Employment Minister Eric Abetz has defended unpopular changes to the Newstart allowance, by urging young, unemployed adults to take up fruit picking in Tasmania.
I can’t believe I didn’t think of this sooner. Mr Abetz, you sir, are a genius.
The modifications to Newstart allowance were announced as part of the 2014 Budget earlier this month, with changes forcing people under the age of 30 to wait six months before being able to receive any unemployment benefits.
Senator Abetz has stated that young people who were able to work had no right to rely on their fellow Australians to subsidise them.
“There is no right to demand from your fellow Australians that just because you don’t want to do a bread delivery or a taxi run or a stint as a farmhand that you should therefore be able to rely on your fellow Australian to subsidise you,” he said.

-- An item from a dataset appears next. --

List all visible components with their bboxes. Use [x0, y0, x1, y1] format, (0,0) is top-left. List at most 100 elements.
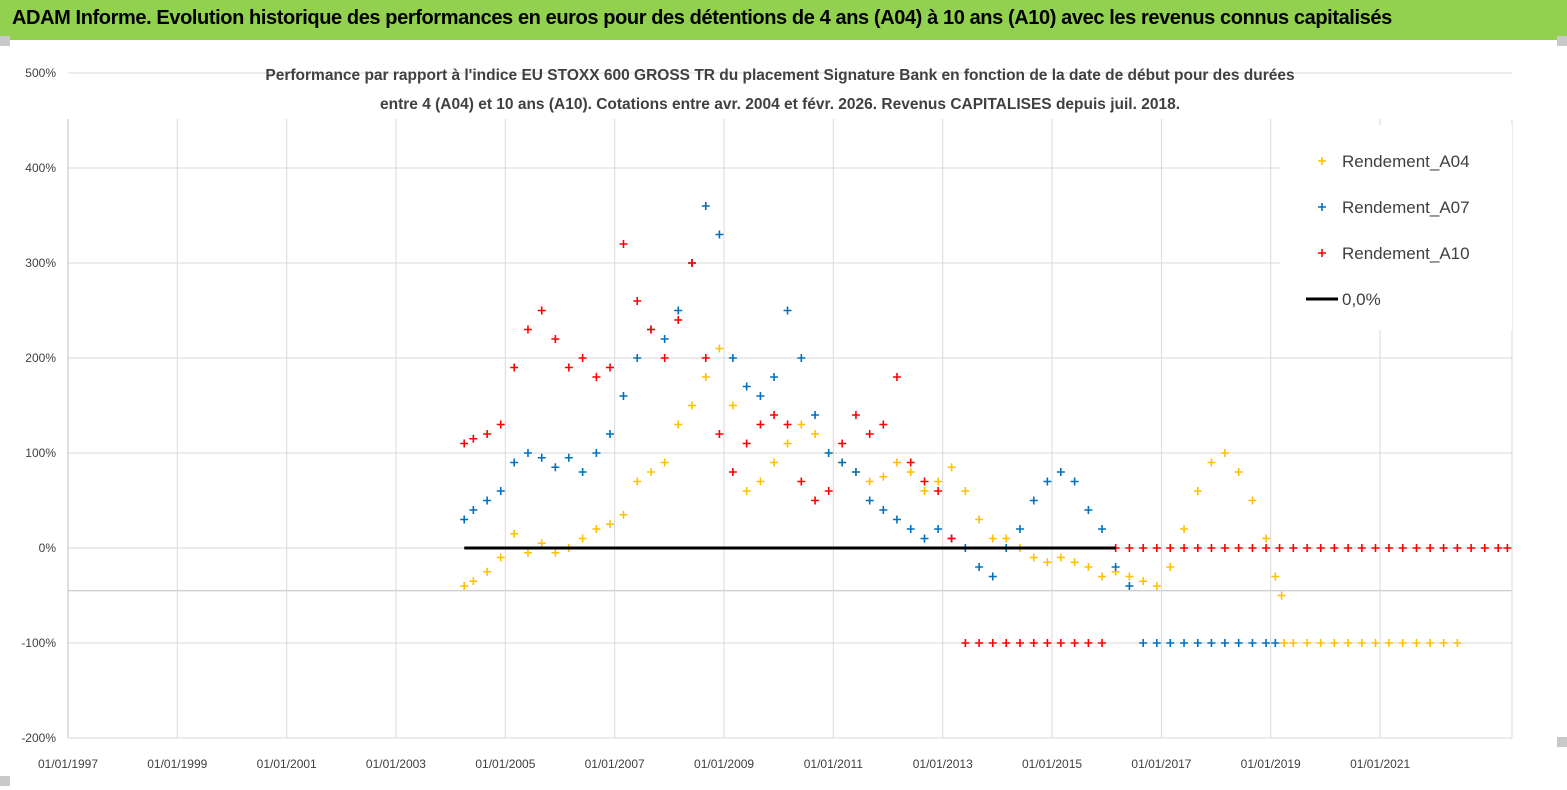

I’m not entirely sure if Senator Abetz gave himself a huge pat on the back for coming up with a solution that would solve the dramatic rise of Australia’s youth unemployment rates, with his highly original and innovative ideas.
But I do think he may have missed the point.

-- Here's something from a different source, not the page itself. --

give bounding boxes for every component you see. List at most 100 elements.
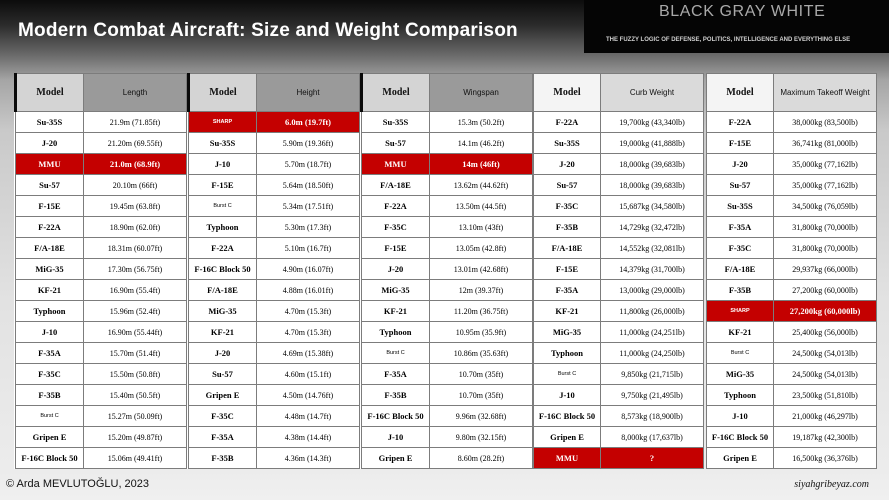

With his generalisations, Senator Abetz is alluding to the fact that young Australians are choosing to go on government benefits and relying on fellow Aussies to ‘subsidise’ them – stereotyping young Australian adults into a ‘lazy dole bludger’ cliche.
He assumes young people are not actively searching for employment, or are thinking they are too entitled to do something such as a ‘bread delivery’ or ‘taxi-run’ as he did as a young man while attending university.